やたら饒舌な医者の小鳥遊 に始まり、本書のキャラクターは現実にはあり得ないような、語らいをします。
私は本書に対して、「男子中学生が読んでいそうだな。」という印象を受けました。

また、饒舌な主人公が決めつけが激しいタイプなのです。
鷹央はこう考えているに違いない。

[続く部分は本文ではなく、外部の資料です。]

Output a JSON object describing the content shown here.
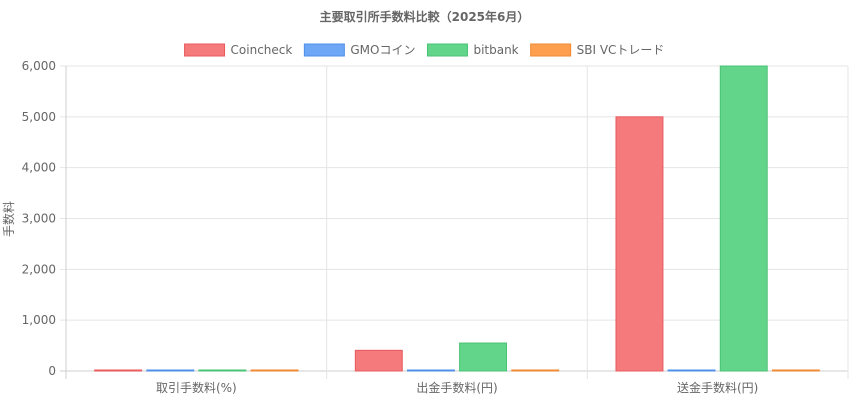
{
  "chart_data": {
    "type": "bar",
    "title": "主要取引所手数料比較（2025年6月）",
    "ylabel": "手数料",
    "xlabel": "",
    "ylim": [
      0,
      6000
    ],
    "yticks": [
      0,
      1000,
      2000,
      3000,
      4000,
      5000,
      6000
    ],
    "ytick_labels": [
      "0",
      "1,000",
      "2,000",
      "3,000",
      "4,000",
      "5,000",
      "6,000"
    ],
    "grid": true,
    "legend_position": "top",
    "categories": [
      "取引手数料(%)",
      "出金手数料(円)",
      "送金手数料(円)"
    ],
    "series": [
      {
        "name": "Coincheck",
        "color": "#f47a7b",
        "border": "#e85a5c",
        "values": [
          0,
          407,
          5000
        ]
      },
      {
        "name": "GMOコイン",
        "color": "#6ea7f5",
        "border": "#4f8fe9",
        "values": [
          0,
          0,
          0
        ]
      },
      {
        "name": "bitbank",
        "color": "#62d58a",
        "border": "#48c274",
        "values": [
          0,
          550,
          6000
        ]
      },
      {
        "name": "SBI VCトレード",
        "color": "#fd9f4f",
        "border": "#ef8a33",
        "values": [
          0,
          0,
          0
        ]
      }
    ]
  }
}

という風に話を進めます。
そんなことありますか?
現実ではせいぜい、「こう思っているのかもしれないな~」くらいです。

振り回されるのが嫌だいやだ言いながら、嫌でないのもはっきりしろという感じです。
他の病院についてはパワハラ上司だと語っていますが、本当に嫌だと感じているなら、おまえの上司も十分パワハラだからな?

科学系のミステリー

科学系のミステリーとして、東野圭吾氏の「探偵ガリレオ」は素晴らしいと感じています。
もともと、自分が自然科学を好きであることもありますが、理解不能なほど専門的な科学ではないのに、アッと言わされる驚きと、そのネタを短編でポンポンと出してくるのが凄い。
湯川と草薙の男同士の掛け合いも好きでした。
ドラマ版はどうして女なのだ~ 2期目は見なかった。

さて、本書ですが、「探偵ガリレオ」と比べてしまうと、話が冗長すぎるのです。
トリック自体が、この長編に耐えられる質の物ではない。私はそう感じました。
これが短編で1/5くらいの量だったら適切なのではないでしょうか?

もしかしたら、本書のシリーズの別の本は短編なのかもしれません。
暇があったら読んでおいてください。
私はすぐに読む気にはなりません。